Shahsanam Gheibi, Maryam Abbasi, Ali Soleimany, Ameneh Akbari, Reza Hajizadeh



Chronic constipation is a common problem in children, which may last for years and cause unpleasant effects on the patients’ and their family’s lives. Timely treatment can reduce the costs and complications. Re-admissions not only have a negative impact on the quality of life of the patients and their family but also has an adverse economic impact on the health system. Therefore, this study was conducted to determine the frequency of constipation re-admissions and some related factors in Motahari Hospital of Urmia from 2013 to 2019.

Materials and Methods:

In this descriptive-analytical study, 1045 cases of constipated children were investigated from the beginning of 2013 to the end of 2019. At first, a checklist containing demographic information and clinical characteristics of all children admitted with constipation was prepared and completed, and then data were analyzed using SPSS software version 23.
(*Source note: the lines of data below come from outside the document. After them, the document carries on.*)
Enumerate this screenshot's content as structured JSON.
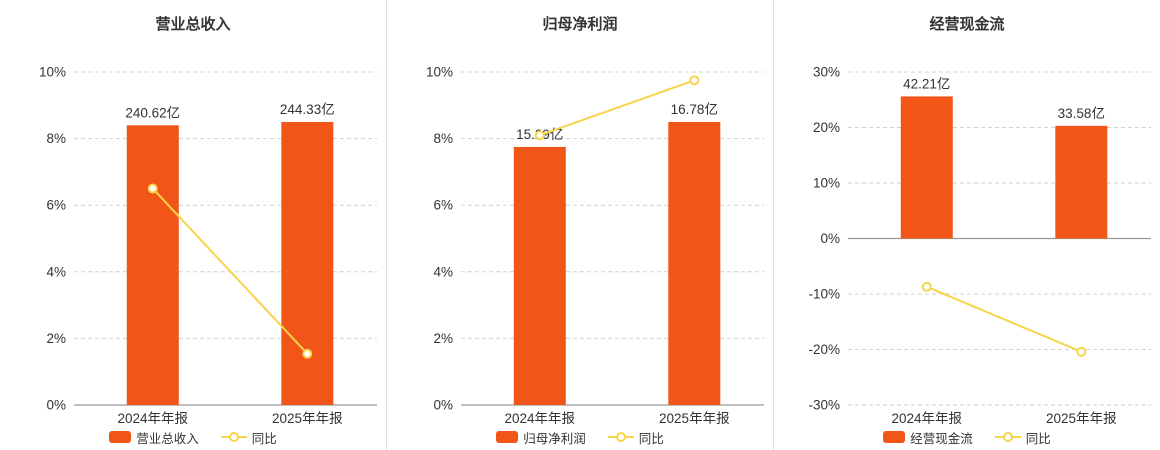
{
  "chart_data": [
    {
      "type": "bar",
      "title": "营业总收入",
      "categories": [
        "2024年年报",
        "2025年年报"
      ],
      "bar_series": {
        "name": "营业总收入",
        "values_yi": [
          240.62,
          244.33
        ],
        "labels": [
          "240.62亿",
          "244.33亿"
        ]
      },
      "line_series": {
        "name": "同比",
        "values_pct": [
          6.5,
          1.54
        ]
      },
      "ylim": [
        0,
        10
      ],
      "yticks_pct": [
        10,
        8,
        6,
        4,
        2,
        0
      ],
      "ytick_suffix": "%",
      "bar_display_pct": [
        8.4,
        8.5
      ],
      "legend_position": "bottom",
      "grid": "dashed-horizontal"
    },
    {
      "type": "bar",
      "title": "归母净利润",
      "categories": [
        "2024年年报",
        "2025年年报"
      ],
      "bar_series": {
        "name": "归母净利润",
        "values_yi": [
          15.29,
          16.78
        ],
        "labels": [
          "15.29亿",
          "16.78亿"
        ]
      },
      "line_series": {
        "name": "同比",
        "values_pct": [
          8.1,
          9.75
        ]
      },
      "ylim": [
        0,
        10
      ],
      "yticks_pct": [
        10,
        8,
        6,
        4,
        2,
        0
      ],
      "ytick_suffix": "%",
      "bar_display_pct": [
        7.75,
        8.5
      ],
      "legend_position": "bottom",
      "grid": "dashed-horizontal"
    },
    {
      "type": "bar",
      "title": "经营现金流",
      "categories": [
        "2024年年报",
        "2025年年报"
      ],
      "bar_series": {
        "name": "经营现金流",
        "values_yi": [
          42.21,
          33.58
        ],
        "labels": [
          "42.21亿",
          "33.58亿"
        ]
      },
      "line_series": {
        "name": "同比",
        "values_pct": [
          -8.7,
          -20.4
        ]
      },
      "ylim": [
        -30,
        30
      ],
      "yticks_pct": [
        30,
        20,
        10,
        0,
        -10,
        -20,
        -30
      ],
      "ytick_suffix": "%",
      "bar_display_pct": [
        25.6,
        20.3
      ],
      "legend_position": "bottom",
      "grid": "dashed-horizontal"
    }
  ],
  "colors": {
    "bar": "#f25518",
    "line": "#f7d449",
    "grid": "#d2d2d2",
    "zero_axis": "#999999",
    "text": "#333333"
  }
}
 Out of 1045 children with constipation, 48% were male, and 52% were female with a mean age of 5/1±2/92 years. 73.4% were urban, and 26.6% were rural residents, and 14% of the children were admitted more than once during 6 years. There was a significant relationship between age, weight, height, parental education, and place of residence with re-admissions in children with chronic constipation (p<0.05).


 The findings of this study showed that the cornerstone of re-admissions due to chronic constipation in children might be multifactorial and needs complete evaluation of social, behavioral and health status of children.